Being 24 is nice. I'm still lost, but now in a calculated way. I have a better idea of what makes me laugh, what makes me cry, and what worries me. That visceral gut-wrenching reaction to right and wrong hits me much harder than it did when I was 21. I've had enough distance from college where I can appropriately respond rather than react to life's daily throws. I hate to say it, but I'm an adult. And I enjoy responsibility.
My philosophy on life has changed quite a bit since I graduated from college in 2010. I realize the road map to happiness begins not with the checklist towards adulthood but the complex and confusing path itself. I often hear about young people "trudging" along in their twenties -- the slowness, weariness, and unhappiness of flinging themselves into the world. But I challenge those of us in our twenties to put on a pair of rose colored glasses to see that, "we are living every moment we are living" as playwright Daniel Kitson so beautifully articulated in his one-man show, It's Always Right Now, Unless It's Later.
Kitson ends his play with a scene in which one of the main characters is given a coat by her mother the day before her mother unexpectedly passes away. This scene reminds me of the last time I ever saw my late uncle Toby.
The week before he died I had the chance to get up to the hospital and hangout with Toby as he was beginning to receive treatment surrounding his cancer prognosis. That cold winter day, we didn't talk about anything extraordinary. He didn't try and relay secrets of life to me in any subtle or momentous fashion. We talked about the things we both loved -- my god-sister, hockey, movies. We just lived. The last thing I said to him was that I loved him. And then I gave him a high-five and said I would see him in a few days.
Toby went into a coma three days after my visit and passed away a week thereafter. I still have his last text in my phone, "ok. no need for you to visit. im going to try to nap this afternoon." Toby knew of his delicate fight with death. But he did not let that fear change the scope of the things he truly cherished -- his family and traveling. He lived the greatest number of seconds he was given. He showed me that every moment we have is truly marvelous, even the small, seemingly unoriginal, fruitless ones. With that, here is my twenty-something recipe for stirring the happiness cognition:
1) Say Thank You: Take the time to write down daily or weekly affirmations. Thank your parents, friends, and coworkers for the love and support they give you. If you sincerely appreciate the things you have, you will continue to grow and nourish those things. As Dr. Seuss once famously wrote: "Be yourself, because the people that mind don't matter and the people that matter don't mind!"

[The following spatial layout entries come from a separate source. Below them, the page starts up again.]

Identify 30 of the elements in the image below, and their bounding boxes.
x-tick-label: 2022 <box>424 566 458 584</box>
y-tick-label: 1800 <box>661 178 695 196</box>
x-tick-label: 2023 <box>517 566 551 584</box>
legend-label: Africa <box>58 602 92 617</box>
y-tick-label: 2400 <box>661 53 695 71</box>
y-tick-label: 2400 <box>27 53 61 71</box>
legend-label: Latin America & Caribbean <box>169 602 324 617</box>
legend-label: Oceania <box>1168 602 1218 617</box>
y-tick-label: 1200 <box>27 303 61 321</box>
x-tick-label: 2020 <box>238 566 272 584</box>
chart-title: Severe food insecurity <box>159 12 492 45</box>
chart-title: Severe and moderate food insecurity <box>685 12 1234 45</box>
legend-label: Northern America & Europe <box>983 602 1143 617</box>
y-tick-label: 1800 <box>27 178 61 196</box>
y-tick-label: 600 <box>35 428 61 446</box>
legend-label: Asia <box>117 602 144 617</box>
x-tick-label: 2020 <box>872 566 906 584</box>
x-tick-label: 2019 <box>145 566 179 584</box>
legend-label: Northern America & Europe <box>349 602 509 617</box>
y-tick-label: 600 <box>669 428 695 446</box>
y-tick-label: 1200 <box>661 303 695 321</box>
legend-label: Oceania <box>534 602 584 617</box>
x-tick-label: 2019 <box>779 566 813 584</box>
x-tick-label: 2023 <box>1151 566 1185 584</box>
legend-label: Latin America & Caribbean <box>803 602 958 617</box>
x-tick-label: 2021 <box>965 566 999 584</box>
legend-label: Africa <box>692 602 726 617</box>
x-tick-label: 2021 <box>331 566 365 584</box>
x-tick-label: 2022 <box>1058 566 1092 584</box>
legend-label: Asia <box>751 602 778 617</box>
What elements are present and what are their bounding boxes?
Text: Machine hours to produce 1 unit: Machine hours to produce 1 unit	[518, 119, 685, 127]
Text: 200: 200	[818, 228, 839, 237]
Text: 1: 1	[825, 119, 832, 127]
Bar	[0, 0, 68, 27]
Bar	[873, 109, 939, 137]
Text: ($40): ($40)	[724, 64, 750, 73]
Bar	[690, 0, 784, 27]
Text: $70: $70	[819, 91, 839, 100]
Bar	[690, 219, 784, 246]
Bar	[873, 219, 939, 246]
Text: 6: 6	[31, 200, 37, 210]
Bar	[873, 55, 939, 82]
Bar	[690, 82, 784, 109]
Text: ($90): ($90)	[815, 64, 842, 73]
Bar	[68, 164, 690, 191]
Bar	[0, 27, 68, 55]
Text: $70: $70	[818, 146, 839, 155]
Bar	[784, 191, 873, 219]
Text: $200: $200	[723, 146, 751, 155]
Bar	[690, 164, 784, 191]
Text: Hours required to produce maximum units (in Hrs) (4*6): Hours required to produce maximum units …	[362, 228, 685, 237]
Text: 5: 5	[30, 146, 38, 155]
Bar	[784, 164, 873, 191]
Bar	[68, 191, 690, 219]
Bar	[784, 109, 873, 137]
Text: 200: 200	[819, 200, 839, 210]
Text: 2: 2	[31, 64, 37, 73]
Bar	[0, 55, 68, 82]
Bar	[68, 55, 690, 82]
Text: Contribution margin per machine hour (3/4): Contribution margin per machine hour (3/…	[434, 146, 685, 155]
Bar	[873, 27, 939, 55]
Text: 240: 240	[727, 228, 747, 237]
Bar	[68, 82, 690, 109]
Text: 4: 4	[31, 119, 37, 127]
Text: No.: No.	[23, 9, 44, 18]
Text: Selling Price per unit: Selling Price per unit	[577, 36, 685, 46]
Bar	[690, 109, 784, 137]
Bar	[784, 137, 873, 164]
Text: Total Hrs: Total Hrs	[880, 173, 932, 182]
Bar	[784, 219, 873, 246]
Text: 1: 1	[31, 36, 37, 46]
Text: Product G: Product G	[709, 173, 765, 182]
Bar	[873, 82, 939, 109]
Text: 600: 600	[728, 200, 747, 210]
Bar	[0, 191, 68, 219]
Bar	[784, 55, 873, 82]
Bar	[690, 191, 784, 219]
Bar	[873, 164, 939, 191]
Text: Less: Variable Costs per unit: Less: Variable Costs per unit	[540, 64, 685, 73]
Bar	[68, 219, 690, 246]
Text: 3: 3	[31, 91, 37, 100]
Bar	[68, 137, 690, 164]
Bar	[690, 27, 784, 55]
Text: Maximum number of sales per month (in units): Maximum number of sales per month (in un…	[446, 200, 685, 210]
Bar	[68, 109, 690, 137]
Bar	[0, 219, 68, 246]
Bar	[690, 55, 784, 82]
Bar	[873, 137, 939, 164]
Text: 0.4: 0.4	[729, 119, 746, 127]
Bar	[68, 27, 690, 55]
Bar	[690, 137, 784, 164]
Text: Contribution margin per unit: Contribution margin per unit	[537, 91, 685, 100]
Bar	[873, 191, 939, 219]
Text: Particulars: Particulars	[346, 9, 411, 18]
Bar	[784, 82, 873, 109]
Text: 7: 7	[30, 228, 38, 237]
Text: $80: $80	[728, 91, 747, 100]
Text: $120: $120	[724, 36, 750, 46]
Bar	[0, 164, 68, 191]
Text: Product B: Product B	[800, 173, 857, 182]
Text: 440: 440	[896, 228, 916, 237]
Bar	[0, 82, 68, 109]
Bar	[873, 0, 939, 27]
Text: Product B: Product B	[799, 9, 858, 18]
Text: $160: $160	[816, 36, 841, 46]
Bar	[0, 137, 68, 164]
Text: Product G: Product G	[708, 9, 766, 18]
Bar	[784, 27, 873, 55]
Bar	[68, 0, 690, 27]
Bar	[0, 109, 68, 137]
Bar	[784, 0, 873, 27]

2) Keep The Good Ones Around: I had a surprise message sitting in my inbox last week from my childhood best friend, Rebecca. Rebecca and I grew up together in L.A. and lost touch right around high school. Rebecca found me 10 years later and it was as if we had seen each other yesterday. We shared with complete genuine honesty where our lives had taken us, and I noted that nothing good truly gets away. I've encountered some bad eggs in my life but now I'm learning to surround myself with the good ones -- the loyal ones, the honest ones, the caring ones -- and making sure to reciprocate their efforts with my own.
3) Nurture Habits That Foster Growth: This has been tough, and requires sincere discipline, but I believe it is the most rewarding -- the sugar of the post-college recipe. I now see I am truly happy when I am fully committed to something I am passionate about or when I am surrounded by people I trust and love. It sounds easy, but it is hard to be honest, have integrity, be a good friend, to be thoughtful, and to say no and yes when appropriate.
Perhaps this is what it means to be grown-up.